Cinco ex-combatentes em África reencontram-se, dez anos depois, e cruzam histórias sobre como a Guerra Colonial lhes moldou as vidas. Eis o ponto de partida do romance Fado Alexandrino, de António Lobo Antunes, que Nuno Cardoso, diretor artístico do Teatro Nacional São João, no Porto, se prepara para levar a palco. O livro, publicado em 1983, é um retrato de Portugal pintado a três tempos: antes, durante e após a Revolução dos Cravos, essa que o encenador e ator considera ter tido sangue, sim, mas previamente. Ou seja, nos 13 anos que duraram os conflitos em África, alimentados por uma “juventude anónima” à qual, em seu entender, se deve hoje a democracia. Dela fizeram parte familiares seus, a começar pelo pai.

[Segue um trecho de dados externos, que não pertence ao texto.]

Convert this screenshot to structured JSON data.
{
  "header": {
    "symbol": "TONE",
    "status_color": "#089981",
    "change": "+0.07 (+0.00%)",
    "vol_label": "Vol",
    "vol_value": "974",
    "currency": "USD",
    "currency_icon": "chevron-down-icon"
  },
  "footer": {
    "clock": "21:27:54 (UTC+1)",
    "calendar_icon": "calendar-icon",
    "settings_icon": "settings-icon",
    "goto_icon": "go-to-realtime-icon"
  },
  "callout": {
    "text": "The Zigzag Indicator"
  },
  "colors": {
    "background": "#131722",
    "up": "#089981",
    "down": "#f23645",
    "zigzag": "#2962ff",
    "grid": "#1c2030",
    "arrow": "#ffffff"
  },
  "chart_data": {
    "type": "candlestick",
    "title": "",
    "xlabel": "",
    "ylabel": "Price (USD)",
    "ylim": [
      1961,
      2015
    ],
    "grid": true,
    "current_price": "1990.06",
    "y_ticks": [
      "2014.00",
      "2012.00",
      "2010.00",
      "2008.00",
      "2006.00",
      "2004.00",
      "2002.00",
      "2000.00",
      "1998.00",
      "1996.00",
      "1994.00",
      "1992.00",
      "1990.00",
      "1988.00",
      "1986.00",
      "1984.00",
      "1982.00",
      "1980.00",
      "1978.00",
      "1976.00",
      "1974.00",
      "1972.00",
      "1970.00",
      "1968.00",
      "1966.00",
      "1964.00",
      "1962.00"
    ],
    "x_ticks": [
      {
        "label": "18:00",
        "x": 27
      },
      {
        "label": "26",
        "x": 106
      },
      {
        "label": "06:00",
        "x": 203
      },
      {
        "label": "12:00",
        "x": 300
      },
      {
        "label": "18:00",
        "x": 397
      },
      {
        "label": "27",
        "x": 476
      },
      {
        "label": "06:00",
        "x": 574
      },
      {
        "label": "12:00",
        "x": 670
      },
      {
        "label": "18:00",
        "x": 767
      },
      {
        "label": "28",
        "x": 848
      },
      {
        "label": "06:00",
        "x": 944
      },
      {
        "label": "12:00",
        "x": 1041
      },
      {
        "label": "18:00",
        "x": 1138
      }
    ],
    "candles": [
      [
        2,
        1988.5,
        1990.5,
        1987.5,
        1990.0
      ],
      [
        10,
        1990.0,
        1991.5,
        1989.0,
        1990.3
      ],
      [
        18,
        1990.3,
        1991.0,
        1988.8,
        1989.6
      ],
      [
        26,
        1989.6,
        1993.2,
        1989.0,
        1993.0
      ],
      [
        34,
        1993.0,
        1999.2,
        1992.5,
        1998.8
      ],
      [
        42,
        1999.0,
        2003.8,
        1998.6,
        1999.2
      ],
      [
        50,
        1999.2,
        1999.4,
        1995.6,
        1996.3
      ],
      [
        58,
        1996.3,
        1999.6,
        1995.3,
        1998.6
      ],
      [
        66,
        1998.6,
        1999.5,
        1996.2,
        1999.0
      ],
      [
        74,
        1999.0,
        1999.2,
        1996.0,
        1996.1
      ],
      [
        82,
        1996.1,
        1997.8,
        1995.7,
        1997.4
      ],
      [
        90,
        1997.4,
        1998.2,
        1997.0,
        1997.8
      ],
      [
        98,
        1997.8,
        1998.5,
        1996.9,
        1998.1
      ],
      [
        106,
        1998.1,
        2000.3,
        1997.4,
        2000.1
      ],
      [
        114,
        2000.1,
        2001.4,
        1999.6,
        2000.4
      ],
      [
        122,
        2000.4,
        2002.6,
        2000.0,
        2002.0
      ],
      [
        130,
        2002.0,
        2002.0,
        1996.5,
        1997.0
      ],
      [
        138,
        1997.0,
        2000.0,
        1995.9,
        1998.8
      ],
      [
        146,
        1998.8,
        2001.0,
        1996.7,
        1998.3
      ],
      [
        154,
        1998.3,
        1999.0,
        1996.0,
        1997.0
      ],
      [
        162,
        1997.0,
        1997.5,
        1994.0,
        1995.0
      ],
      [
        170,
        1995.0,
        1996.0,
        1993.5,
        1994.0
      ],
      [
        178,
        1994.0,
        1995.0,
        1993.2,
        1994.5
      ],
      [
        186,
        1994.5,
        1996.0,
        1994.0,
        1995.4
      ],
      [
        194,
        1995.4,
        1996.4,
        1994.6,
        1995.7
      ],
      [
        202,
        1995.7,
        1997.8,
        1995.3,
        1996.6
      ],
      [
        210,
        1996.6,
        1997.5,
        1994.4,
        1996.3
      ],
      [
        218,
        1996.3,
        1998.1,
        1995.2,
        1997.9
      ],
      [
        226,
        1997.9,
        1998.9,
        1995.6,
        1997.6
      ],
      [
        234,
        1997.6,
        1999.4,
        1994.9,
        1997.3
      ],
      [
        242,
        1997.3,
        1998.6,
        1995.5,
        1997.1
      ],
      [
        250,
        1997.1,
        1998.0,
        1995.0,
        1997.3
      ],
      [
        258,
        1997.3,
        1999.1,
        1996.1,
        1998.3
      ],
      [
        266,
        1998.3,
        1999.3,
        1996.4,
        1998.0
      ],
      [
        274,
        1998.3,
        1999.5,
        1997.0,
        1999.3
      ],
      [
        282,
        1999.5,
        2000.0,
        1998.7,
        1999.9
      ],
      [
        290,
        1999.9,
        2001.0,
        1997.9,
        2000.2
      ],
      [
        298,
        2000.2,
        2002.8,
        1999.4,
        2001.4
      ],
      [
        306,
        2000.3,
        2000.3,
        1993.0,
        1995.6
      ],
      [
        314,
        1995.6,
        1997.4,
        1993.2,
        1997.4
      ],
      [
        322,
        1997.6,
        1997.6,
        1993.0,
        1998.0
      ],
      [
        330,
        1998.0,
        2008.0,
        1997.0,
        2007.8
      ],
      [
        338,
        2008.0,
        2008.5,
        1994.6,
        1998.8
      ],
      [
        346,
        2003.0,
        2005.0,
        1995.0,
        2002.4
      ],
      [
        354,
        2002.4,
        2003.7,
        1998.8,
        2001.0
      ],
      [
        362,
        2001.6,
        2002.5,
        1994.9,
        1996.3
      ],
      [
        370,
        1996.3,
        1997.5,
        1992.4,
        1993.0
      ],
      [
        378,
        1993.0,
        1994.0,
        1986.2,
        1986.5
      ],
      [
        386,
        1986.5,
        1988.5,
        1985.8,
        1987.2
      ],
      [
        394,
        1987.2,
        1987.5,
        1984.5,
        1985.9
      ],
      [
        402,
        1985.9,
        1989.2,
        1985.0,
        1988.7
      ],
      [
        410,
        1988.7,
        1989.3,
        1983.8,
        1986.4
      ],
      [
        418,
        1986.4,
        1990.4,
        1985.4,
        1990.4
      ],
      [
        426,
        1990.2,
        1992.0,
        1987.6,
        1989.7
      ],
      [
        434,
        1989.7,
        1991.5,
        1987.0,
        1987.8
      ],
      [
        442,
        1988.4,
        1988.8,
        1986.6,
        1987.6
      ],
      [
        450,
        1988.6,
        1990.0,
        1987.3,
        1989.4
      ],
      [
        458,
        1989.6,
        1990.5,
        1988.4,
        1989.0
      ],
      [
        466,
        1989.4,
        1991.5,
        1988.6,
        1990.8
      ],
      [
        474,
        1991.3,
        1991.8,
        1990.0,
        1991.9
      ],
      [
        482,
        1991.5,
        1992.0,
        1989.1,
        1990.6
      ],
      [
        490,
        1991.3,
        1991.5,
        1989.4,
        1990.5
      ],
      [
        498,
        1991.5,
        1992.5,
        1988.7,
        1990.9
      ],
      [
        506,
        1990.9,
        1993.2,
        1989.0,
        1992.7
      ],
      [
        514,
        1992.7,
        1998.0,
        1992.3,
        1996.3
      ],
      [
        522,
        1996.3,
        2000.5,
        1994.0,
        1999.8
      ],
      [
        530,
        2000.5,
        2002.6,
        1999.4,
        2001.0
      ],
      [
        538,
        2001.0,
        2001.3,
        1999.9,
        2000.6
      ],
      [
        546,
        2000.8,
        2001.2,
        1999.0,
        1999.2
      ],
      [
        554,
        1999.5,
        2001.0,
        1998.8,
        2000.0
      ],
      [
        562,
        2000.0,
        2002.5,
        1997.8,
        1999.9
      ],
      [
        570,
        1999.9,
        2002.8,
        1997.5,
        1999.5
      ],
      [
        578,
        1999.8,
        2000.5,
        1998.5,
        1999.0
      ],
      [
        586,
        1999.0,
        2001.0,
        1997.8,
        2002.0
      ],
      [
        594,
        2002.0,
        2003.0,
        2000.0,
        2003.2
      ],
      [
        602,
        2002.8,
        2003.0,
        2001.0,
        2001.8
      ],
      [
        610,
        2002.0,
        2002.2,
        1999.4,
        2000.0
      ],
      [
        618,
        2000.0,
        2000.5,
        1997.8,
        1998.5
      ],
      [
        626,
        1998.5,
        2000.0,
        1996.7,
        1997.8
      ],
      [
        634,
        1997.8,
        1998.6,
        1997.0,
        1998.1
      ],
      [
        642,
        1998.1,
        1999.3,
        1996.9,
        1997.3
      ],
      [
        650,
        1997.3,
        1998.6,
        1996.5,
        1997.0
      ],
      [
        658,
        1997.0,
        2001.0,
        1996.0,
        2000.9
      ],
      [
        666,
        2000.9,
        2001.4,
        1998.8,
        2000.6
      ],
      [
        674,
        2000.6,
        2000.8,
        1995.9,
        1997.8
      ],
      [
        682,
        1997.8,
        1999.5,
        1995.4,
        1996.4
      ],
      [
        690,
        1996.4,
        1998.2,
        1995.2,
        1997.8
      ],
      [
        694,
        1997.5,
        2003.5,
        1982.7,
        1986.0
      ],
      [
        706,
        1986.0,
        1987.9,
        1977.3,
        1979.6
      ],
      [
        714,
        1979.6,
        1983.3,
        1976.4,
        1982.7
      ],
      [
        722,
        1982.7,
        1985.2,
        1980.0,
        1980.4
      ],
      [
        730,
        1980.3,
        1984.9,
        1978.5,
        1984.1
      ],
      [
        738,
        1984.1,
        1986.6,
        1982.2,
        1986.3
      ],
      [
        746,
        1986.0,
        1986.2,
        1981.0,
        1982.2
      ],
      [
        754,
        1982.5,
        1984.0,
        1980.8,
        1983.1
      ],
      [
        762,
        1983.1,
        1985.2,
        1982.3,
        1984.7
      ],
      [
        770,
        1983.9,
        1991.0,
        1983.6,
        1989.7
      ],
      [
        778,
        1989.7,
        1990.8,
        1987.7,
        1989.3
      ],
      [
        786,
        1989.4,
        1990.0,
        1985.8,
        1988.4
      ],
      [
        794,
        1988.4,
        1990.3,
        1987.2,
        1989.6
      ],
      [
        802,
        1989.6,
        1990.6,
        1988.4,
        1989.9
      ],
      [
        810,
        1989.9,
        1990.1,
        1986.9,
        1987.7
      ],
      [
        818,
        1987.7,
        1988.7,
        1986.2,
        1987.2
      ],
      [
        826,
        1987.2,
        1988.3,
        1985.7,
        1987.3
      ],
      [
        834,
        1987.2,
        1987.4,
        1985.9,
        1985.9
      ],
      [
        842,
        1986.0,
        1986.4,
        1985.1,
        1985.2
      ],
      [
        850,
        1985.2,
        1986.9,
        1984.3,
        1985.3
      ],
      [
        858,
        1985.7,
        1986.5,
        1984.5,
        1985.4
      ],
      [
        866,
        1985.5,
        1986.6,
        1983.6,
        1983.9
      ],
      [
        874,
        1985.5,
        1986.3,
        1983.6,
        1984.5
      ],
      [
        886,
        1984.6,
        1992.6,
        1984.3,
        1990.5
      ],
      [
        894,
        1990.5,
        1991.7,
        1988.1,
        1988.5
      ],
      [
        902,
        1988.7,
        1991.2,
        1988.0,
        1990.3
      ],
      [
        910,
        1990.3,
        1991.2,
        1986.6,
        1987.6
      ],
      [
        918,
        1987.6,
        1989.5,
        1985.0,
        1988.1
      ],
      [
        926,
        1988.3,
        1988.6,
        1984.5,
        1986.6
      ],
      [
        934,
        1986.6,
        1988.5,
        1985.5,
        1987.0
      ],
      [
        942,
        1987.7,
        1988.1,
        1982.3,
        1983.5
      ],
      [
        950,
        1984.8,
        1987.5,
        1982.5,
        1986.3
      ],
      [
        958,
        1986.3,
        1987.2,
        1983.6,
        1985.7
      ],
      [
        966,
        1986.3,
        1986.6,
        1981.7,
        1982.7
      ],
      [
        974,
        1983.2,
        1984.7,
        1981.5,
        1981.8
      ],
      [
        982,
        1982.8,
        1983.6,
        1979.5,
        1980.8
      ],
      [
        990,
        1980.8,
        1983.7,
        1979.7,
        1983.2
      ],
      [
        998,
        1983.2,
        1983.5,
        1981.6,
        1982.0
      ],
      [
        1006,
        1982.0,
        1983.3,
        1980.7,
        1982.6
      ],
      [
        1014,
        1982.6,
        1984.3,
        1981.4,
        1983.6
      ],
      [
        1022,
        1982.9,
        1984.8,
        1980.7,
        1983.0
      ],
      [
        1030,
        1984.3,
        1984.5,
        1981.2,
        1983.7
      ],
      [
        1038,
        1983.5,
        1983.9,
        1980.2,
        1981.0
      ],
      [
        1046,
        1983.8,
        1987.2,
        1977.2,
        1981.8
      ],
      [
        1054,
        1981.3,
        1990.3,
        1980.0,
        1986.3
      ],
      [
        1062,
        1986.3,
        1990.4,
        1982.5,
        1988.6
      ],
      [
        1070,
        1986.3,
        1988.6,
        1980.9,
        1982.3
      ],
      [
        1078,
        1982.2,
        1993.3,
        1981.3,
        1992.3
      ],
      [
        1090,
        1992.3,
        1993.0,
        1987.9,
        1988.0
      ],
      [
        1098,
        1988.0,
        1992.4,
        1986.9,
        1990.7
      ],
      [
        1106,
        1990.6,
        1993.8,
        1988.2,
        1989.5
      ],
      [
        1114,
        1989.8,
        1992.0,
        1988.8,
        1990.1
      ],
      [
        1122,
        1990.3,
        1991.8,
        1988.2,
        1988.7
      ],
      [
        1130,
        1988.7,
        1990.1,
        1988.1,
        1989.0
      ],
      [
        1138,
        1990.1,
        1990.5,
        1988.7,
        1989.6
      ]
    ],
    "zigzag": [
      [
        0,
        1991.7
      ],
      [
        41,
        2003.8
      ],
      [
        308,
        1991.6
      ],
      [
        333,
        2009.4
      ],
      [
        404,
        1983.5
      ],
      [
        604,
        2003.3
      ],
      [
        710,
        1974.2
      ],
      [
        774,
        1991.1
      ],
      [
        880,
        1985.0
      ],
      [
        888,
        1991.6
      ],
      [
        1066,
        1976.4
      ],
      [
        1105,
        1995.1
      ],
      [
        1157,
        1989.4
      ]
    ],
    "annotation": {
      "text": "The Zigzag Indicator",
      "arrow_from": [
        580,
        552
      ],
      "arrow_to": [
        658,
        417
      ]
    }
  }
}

Há, pois, uma certa carga emocional neste espetáculo, que se estreia no âmbito das comemorações dos 50 anos do 25 de Abril, mas que há muito vinha ganhando forma interiormente. Nuno Cardoso leu aquele que considera “o grande romance da segunda metade do século XX português” quando ainda estudava Direito, em Coimbra, e voltou a lê-lo mais tarde, já maduro e consciente de como essa história conduzia ao seu álbum familiar de recordações. Convicto de que o tema da Guerra Colonial já começa a cair no esquecimento, resgata-o agora, assumindo a encenação, a adaptação cénica e a dramaturgia de Fado Alexandrino, com perto de três horas de duração e dois intervalos — necessários para acomodar tanta informação e tamanha intensidade.
A peça tem estreia marcada para 5 de abril, no São João, e fica em cena até dia 28; depois, parte em digressão, com destino a Lisboa, Aveiro, Braga e Faro. Trata-se de uma criação própria, produzida em parceria com o Theatro Circo, de Braga, o Centro Cultural de Belém, o Teatro Aveirense e o Théâtre National du Luxembourg. A interpretação está a cargo de Joana Carvalho, Lisa Reis, Patrícia Queirós, Jorge Mota, Paulo Freixinho e Pedro Frias, atores residentes, a que se juntam Ana Brandão, António Afonso Parra, Pedro Almendra, Roldy Harrys, Sérgio Sá Cunha e Telma Cardoso.
Já a música é da responsabilidade de Pedro Cardoso, mais conhecido como Peixe, que fez parte dos Ornatos Violeta e de outros projetos musicais, como os Pluto, regressados aos palcos recentemente. Peixe foi criando à medida que avançava no livro, com mais de 600 páginas, que classifica como “uma obra-prima da literatura portuguesa”. A temática também lhe era familiar. “O meu pai esteve em Moçambique, no exército, antes de a Guerra rebentar. Isto é um encontro de ex-combatentes, e o meu pai ia todos os anos a esses encontros. É um imaginário que me diz muito”, conta, antes de mais um ensaio, no São João.
Os atores vestem roupa de época, num palco onde coexistem calçada portuguesa, mesas de café e um carro de combate. De vez em quando, ouve-se o ruído de um helicóptero e surgem luzes intensas que levam os protagonistas a lançar-se ao chão. O trabalho entende-se pela noite dentro, mas Nuno Cardoso não vai embora sem se sentar connosco na plateia, para uma conversa que toca vários pontos, como a Guerra Colonial, o 25 de Abril, a atualidade política, a correria em que vivemos e o serviço precioso que o teatro continua a prestar – desde logo, reservar tempo para, simplesmente, nos sentarmos a pensar sobre o que vemos no palco; e, em última análise, sobre o que talvez de outro modo não víssemos em nós.